Like many first-timers to a film set, he was quickly disabused of any notions of glamour by the sheer tedium of waiting around between takes. He witnessed the Irish actor Godfrey Quigley falling off a horse while Kubrick, ever the perfectionist, made him do retakes.
“The glamour of film-making evaporated after an hour or two, as I watched a stuntman take three or four heavy falls from a galloping horse. They were shooting the scene where Godfrey Quigley’s character was killed and it was not even in the final edit.”
During a break in filming Heavin approached O’Neal for a photograph. “I was a member of the Waterford Camera Club at the time. I was conscious that no press were allowed on set so I kept it very low key. I asked Ryan O’Neal if I could take his picture. He was extremely friendly to me.”
Then he spotted the famously irascible Kubrick, who hated being photographed, taking a break. “I said ‘To hell with it. I’ll go for broke.’ I asked if I could take his picture and with a bit of encouragement from Ryan O’Neal, Stanley smiled and I had my picture.”
Kubrick is seen smiling in the photograph, something he rarely did and certainly not for the press. Heavin says he respected the circumstances in which he was allowed to take the photographs and has never released them publicly before now.
However, when he heard Ryan O'Neal and producer Jan Harlan were coming to Dublin for a 40th anniversary screening of Barry Lyndon, he decided to release them.
“It was a moment of trust and I never showed the picture to anyone except family. I want the photographs passed on to him [O’Neal] to thank him for his kindness on the day,” he says.
Kubrick was an expert cinematographer. He persuaded
to lend him a camera used in the moon landings to shoot scenes by candlelight.
The Barry Lyndon budget ballooned from $2.5 million to $11 million. It was not released until 1975.
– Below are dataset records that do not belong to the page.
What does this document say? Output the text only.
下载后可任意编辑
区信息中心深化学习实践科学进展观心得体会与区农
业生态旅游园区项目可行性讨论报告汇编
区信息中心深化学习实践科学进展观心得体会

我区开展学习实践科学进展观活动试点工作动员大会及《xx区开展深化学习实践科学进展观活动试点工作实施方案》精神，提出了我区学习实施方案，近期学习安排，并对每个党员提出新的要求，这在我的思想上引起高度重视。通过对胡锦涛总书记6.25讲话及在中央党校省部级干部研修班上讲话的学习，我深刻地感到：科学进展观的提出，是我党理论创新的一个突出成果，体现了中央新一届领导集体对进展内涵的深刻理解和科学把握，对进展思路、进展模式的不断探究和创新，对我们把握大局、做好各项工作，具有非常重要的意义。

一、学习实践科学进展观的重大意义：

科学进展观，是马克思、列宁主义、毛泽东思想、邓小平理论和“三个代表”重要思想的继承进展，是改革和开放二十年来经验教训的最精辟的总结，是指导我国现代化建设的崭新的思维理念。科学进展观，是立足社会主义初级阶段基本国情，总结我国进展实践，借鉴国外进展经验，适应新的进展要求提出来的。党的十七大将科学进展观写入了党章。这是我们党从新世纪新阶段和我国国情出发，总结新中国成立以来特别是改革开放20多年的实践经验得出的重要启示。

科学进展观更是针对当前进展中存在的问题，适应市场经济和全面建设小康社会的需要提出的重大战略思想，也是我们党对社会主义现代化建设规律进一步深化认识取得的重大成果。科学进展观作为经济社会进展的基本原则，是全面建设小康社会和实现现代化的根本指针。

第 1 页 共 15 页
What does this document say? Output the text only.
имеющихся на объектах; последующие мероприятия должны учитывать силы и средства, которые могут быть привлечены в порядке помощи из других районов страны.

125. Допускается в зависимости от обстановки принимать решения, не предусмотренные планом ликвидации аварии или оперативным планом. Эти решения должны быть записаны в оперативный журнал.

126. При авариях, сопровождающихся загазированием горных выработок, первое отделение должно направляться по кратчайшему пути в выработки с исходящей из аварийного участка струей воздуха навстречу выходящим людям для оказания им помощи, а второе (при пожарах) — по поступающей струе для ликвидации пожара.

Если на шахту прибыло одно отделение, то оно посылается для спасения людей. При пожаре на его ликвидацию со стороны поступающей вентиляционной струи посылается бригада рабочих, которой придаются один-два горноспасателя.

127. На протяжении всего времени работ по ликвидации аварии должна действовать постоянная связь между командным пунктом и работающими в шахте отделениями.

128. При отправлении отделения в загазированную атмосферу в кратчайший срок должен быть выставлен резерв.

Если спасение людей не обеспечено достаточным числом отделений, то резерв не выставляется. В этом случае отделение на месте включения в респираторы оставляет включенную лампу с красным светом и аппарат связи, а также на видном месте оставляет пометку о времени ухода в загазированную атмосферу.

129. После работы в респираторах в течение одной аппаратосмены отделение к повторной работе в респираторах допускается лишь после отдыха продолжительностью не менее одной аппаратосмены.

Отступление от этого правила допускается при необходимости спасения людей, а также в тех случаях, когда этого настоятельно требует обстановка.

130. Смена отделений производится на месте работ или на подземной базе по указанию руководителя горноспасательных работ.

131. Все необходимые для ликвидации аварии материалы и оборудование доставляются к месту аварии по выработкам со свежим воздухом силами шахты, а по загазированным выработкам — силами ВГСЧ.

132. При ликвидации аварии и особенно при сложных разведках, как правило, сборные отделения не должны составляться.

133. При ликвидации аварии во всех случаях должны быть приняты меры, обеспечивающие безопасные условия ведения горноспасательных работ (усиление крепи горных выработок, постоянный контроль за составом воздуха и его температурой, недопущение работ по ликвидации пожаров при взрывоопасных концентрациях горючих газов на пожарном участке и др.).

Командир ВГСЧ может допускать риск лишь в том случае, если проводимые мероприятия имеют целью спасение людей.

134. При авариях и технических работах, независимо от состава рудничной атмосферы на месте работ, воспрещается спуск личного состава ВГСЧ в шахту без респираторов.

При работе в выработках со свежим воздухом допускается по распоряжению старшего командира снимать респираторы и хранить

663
Kubrick abruptly fled Ireland in January 1974 after spending six months filming Barry Lyndon, leaving cast and crew alike flummoxed.
The official reason given was that he had completed filming, but the real reason is that he was in fear of the IRA having received a tip-off from the Garda that death threats had been made against him.
There is a gala screening of Barry Lyndon at the Savoy Cinema, Dublin, as part of the Jameson International Film Festival at 1.30pm today.